Autumn Kalinowski, a graduate student in the Department of Nuclear Engineering at Texas A&M University, is developing a computational model that converts raw data and radiation records from thermoluminescent dosimeter (TLD) badges into more readily useable values for epidemiological studies. As such, her model will produce information that can be utilized to investigate the epidemiological – health and disease – effects of radiation, especially low doses. This ongoing project is part of an internship with Oak Ridge Associated Universities in Oak Ridge, Tennessee.
“Anyone who works in a nuclear field and is potentially exposed to radioisotopes, be it technicians, reactor operators or people who work in weapons fabrication or national labs, wears a TLD badge,” said Kalinowski.
These badges are scanned and read periodically throughout the year. The information is culminated annually and the total dose of radiation exposure for each individual is sent to Oak Ridge Associated Universities to be input into a massive database.
“This is so that we can go back and look at individuals and see their exposure over time to monitor it and make sure that it is falling within regulatory limits,” said Kalinowski.
Unfortunately, with how it is currently recorded and formatted, the data cannot be effectively applied to epidemiological studies – limiting how much insight and information can be gained regarding the health effects and disease development of prolonged exposure to low doses of radiation.
So, tackling this issue, Kalinowski is working on developing a model that can translate the raw database information into a format of values that can be more directly applied to epidemiological studies. This will not only be a key element in the advancement of nuclear research, but also stands to have a lasting impact on experts and engineers in the nuclear and medical industries at large. With access to real-world, interpretable data, researchers, industry leaders and others can track and investigate how radiation – especially at low levels – effects workers’ health and disease development over time.
As such, her model will also be a vital tool in better understanding radiation and how to keep workers safe in environments in which they are exposed to radioisotopes.
Having received her bachelor’s degree from the department, Kalinowski said that her experience as a nuclear engineering student at Texas A&M has helped her with her internship.
“The nuclear engineering program is really rigorous in terms of the amount of work that you do in your undergraduate and graduate degree. All the classes are super intense, and in order to do well in them, you have to have a strong, motivated work ethic and be willing to put the hours in to get it done,” said Kalinowski. “Learning how to work with tight deadlines and how to juggle priorities really helped prepare me for my internship and make sure I could get everything done while I was on site.”
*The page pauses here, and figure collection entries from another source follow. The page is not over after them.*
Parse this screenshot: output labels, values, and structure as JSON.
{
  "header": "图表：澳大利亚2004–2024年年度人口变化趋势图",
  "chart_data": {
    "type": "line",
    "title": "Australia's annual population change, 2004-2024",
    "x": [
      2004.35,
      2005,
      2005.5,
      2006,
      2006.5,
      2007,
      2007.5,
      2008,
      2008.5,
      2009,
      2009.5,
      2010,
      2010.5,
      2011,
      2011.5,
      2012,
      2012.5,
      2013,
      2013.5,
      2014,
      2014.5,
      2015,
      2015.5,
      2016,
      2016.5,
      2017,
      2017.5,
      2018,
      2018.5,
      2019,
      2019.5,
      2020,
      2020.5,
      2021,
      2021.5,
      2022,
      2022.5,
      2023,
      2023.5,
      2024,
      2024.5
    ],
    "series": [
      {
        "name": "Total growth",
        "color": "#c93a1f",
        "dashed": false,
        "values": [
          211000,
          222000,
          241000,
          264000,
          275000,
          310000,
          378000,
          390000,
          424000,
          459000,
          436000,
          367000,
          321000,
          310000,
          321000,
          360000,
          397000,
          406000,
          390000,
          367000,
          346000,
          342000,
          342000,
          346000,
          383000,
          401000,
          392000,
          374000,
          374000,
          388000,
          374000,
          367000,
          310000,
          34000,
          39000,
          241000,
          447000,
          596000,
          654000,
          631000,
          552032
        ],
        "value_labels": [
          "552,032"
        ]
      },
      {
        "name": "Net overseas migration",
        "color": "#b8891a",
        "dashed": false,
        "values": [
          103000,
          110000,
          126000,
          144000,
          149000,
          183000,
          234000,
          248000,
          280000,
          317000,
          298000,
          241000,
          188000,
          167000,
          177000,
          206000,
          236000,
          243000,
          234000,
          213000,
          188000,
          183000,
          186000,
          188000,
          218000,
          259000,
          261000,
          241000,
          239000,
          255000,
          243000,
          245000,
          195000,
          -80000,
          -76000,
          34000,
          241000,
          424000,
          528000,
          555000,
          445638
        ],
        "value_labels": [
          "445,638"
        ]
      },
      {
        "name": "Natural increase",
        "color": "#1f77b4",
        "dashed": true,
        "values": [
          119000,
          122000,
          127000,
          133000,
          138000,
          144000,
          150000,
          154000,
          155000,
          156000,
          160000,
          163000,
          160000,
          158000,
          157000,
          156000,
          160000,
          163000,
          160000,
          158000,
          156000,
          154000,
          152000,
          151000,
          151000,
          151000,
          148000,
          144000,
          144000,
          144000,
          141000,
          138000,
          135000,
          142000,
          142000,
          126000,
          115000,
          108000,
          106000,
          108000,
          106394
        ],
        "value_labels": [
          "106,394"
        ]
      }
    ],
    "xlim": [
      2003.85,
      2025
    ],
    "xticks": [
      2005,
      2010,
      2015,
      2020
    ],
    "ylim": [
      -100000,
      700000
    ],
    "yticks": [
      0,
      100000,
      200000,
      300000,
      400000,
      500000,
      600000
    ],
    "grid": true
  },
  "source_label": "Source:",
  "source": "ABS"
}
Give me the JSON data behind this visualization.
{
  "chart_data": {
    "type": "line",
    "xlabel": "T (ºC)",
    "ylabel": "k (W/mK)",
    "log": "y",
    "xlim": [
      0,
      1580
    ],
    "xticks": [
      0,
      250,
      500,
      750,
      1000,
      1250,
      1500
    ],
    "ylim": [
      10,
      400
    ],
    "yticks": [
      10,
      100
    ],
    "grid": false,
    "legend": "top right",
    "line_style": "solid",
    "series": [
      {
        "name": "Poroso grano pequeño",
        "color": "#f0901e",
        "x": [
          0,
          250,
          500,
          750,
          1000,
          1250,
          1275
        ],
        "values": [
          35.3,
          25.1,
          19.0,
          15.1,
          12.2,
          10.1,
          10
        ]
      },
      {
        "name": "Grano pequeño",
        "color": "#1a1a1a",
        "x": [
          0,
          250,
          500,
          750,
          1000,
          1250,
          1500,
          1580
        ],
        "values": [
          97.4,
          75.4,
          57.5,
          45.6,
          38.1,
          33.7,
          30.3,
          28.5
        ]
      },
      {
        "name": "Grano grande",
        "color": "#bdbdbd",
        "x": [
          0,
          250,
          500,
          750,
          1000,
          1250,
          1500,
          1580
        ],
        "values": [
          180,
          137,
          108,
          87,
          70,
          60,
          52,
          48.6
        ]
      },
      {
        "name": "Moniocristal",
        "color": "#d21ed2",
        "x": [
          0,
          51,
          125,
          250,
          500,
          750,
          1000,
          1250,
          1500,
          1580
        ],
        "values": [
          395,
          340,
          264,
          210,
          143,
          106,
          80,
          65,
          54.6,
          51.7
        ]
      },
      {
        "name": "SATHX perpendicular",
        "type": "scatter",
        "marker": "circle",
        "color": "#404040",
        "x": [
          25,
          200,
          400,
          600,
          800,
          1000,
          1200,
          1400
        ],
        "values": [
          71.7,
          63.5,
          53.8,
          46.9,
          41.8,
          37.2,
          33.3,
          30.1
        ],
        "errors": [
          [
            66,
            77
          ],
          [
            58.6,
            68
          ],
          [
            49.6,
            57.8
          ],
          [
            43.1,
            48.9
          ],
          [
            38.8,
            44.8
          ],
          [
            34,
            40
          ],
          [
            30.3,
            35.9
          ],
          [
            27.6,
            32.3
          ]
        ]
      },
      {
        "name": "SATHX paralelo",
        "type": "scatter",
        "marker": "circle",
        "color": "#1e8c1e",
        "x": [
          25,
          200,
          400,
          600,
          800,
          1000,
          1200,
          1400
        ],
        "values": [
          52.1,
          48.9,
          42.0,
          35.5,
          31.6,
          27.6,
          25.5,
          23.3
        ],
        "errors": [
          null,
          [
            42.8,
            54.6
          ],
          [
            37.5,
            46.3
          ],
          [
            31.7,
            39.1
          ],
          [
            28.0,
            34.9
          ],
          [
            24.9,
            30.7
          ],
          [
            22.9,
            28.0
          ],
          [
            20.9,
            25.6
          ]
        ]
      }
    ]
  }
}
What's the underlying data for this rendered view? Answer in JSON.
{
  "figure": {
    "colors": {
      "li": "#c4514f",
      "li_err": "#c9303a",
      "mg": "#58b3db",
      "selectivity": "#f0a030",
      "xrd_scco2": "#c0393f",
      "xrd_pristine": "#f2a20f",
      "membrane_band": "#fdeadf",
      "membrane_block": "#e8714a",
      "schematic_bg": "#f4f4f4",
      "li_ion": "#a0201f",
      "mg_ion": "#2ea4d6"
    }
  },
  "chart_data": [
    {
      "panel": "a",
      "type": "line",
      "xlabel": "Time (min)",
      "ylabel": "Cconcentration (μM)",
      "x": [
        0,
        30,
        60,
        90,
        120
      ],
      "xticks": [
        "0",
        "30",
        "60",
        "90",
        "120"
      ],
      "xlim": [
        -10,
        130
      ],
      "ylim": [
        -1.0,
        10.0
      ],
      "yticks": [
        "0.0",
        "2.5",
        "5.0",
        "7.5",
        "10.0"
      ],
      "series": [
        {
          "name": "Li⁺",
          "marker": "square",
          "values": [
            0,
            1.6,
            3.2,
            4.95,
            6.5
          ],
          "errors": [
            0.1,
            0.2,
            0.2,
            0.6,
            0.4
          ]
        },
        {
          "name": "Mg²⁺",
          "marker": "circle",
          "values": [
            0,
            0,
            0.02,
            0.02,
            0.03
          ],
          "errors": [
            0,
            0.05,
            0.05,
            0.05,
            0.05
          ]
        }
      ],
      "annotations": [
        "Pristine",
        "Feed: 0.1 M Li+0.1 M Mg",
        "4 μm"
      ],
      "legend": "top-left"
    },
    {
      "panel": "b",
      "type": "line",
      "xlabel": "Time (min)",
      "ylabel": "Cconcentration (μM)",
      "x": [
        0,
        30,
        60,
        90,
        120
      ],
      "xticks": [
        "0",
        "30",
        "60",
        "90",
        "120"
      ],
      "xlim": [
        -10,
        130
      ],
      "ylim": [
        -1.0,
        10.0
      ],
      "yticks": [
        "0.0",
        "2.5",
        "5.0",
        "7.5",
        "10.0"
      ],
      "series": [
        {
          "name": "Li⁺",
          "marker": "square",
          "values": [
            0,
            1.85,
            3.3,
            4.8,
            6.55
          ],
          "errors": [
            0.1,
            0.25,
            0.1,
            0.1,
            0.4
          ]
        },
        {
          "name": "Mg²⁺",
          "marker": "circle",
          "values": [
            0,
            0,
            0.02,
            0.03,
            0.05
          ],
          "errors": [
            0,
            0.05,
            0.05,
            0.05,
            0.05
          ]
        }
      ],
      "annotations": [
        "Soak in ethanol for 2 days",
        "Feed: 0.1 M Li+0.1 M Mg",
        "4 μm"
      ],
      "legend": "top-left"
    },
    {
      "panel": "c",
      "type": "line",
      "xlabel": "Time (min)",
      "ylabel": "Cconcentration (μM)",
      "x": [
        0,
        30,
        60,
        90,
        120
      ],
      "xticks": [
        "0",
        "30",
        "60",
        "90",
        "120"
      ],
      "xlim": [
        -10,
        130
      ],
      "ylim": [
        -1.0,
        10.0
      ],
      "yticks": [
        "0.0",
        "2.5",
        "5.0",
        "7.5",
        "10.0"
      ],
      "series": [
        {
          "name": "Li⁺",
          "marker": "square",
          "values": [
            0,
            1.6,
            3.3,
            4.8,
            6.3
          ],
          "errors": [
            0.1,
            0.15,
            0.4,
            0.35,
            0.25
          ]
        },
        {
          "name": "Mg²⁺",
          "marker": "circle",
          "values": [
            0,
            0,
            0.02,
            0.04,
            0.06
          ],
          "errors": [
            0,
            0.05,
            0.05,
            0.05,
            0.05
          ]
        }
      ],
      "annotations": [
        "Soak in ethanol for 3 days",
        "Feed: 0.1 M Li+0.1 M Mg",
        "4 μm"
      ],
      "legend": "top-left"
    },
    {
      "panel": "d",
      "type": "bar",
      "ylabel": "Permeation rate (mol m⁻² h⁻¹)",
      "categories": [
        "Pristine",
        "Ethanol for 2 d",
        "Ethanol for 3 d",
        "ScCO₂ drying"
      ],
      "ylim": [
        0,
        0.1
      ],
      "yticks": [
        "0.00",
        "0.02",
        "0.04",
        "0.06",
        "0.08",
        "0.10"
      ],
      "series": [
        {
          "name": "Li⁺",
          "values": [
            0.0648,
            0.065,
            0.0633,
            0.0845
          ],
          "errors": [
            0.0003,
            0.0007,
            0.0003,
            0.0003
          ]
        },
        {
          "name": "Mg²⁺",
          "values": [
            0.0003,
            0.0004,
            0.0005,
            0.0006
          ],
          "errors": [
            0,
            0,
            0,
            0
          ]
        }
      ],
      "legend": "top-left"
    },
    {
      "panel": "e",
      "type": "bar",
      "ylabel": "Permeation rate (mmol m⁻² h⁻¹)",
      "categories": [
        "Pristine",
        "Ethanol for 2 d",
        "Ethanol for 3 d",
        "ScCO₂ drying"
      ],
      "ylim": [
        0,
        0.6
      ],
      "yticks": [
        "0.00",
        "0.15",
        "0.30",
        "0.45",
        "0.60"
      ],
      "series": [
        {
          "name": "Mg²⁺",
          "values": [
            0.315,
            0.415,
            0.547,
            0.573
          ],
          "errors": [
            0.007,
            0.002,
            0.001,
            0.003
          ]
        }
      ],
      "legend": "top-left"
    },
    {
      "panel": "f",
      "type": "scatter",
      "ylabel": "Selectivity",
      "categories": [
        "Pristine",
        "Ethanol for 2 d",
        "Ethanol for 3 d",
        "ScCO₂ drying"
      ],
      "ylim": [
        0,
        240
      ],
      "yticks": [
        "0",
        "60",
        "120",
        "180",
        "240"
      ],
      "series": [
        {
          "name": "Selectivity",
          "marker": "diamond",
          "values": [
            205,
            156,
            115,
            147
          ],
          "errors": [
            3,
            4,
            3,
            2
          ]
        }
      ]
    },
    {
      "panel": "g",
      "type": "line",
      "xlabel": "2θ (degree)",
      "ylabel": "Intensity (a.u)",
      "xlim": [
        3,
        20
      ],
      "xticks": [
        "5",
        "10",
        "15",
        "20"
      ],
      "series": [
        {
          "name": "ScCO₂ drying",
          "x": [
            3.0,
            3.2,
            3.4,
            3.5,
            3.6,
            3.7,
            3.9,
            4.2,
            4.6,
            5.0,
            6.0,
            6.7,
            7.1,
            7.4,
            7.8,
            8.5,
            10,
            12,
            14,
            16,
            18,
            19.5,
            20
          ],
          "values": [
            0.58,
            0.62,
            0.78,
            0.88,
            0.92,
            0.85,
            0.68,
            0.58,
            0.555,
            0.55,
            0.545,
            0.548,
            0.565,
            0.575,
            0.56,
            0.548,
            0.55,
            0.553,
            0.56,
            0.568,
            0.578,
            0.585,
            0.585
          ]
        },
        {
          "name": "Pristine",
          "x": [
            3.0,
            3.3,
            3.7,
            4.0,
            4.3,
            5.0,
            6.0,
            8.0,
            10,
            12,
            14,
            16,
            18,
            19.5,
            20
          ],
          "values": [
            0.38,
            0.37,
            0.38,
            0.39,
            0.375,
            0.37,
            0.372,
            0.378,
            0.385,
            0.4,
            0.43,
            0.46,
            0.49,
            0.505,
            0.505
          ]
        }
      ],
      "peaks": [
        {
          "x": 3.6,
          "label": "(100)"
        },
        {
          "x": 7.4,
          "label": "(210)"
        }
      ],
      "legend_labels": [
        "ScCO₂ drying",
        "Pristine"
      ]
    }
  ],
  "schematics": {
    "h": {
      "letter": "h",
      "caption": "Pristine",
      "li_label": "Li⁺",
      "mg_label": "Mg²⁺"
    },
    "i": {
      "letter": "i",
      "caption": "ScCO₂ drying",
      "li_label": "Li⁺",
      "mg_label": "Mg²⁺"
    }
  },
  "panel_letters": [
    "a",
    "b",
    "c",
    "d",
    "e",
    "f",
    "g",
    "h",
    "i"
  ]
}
Kalinowski was introduced to key movers and shakers at Oak Ridge Associated Universities by Dr. Shaheen Dewji, assistant professor in the nuclear engineering department.
“My advice is to talk to your professors and see if they know anyone that they can put you in contact with to start pursuing internships because this experience – that I’m very fortunate that Dr. Dewji helped me find – opened up a whole new world of options for me,” said Kalinowski.